Andy Dick shows up, which causes the porn stars to get dressed quickly. Ron takes Andy on a tour of the house. At one point, for no reason, Ron smacks Andy's ass, rating a 9.3 on the "Ewww" scale. They stop and look at some of Trishelle's pictures with various guys, and Andy mentions that she's been with all the guys in the photos more than once. He says there's a history between Andy and Trishelle. They're like the Luke and Laura of trashy alcoholic Hollywood phonies. He explains that he used to pursue her while she was on The Real World, and that she stinks of trouble. And cheap wine. And congealed man juice. Trishelle starts introducing Andy to the people at the party, and it's shocking how few of them go running away in horror. Ice asks Trishelle whether she's hooking up with Andy, and she says that she and Andy are just friends. She says this while Andy's kissing her exposed breasts. With friends like that, who needs dumpy whores? Andy touches another woman's naked boobs, which causes Trishelle to shriek, "Andy! No!" Then he starts to spank the woman, telling her to go to a room and that he'll be up in the same room later. Seriously, ladies. If you're lying on a bed with your eyes closed and you open them to find a sweaty, grunting naked Andy Dick on top of you, it's high time you question the decisions you've made in life.

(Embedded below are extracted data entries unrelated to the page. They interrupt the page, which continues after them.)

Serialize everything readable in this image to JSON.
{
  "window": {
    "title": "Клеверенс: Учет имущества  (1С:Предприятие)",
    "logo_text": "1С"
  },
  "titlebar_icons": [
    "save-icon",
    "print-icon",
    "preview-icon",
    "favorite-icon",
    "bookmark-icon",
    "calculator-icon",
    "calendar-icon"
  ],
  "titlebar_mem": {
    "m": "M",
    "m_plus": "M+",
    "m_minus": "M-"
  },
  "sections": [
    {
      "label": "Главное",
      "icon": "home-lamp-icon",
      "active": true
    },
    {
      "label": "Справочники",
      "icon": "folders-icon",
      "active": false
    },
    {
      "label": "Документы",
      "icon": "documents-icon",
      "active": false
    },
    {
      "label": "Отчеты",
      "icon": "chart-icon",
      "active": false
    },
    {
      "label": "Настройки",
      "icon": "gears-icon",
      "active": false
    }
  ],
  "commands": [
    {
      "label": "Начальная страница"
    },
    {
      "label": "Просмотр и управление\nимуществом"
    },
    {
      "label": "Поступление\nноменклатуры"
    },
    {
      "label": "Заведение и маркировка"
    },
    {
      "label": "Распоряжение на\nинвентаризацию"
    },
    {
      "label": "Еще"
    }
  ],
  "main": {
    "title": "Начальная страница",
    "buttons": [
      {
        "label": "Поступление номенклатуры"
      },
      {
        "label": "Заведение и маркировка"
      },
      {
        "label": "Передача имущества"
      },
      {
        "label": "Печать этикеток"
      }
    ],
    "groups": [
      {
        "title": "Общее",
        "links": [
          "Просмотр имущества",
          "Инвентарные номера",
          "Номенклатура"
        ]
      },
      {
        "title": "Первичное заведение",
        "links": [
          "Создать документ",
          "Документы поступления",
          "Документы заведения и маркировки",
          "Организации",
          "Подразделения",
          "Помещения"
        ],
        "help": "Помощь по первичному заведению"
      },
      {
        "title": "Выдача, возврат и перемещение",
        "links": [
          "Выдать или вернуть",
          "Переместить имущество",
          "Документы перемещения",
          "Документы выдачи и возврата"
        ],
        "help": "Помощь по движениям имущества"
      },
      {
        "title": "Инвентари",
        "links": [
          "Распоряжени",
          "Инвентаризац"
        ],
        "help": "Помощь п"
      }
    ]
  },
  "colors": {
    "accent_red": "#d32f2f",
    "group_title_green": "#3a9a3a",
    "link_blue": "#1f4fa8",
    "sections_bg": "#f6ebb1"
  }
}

Meanwhile, Tammy Faye is still upstairs, piling pillows by the curtain/door to her room to drown out Trishelle's drunken yelps.
Erik is surveying all the debauchery surrounding him, and tells a woman that all the people who are acting crazy are "kids." The woman he's telling this to is probably the youngest one at the party, but she agrees with him anyway. Probably so that she can bang Ponch and brag about it to her mother.
Ron proposes a toast; he admits that he's enjoyed having his old friends meet his new friends and thanks everyone for coming to the party. Everyone leaves the party except Andy Dick and the housemates. They all gather around the fire pit in the backyard. Traci asks if it's possible to get a suntan from fire. The puzzled looks on everyone's face say enough, but Ron begins to explain that you need ultraviolet rays in order to achieve a suntan, until he realizes that he's talking to Traci and notes that it's useless to explain anything to her that requires a third-grade education. Andy tells Ron that he would make a fine Pocahontas, since his hair's been braided. Andy then tells Ron that he looks like "Pippi Longcocking." I'll bet it's a real blast having a drunken Andy Dick hang around your house, not realizing that the party ended hours before. The Dick Man starts strumming a guitar and singing "Hang Down Your Head Ron Jeremy," with raunchy lyrics. Nobody's really laughing, but it doesn't stop him from continuing.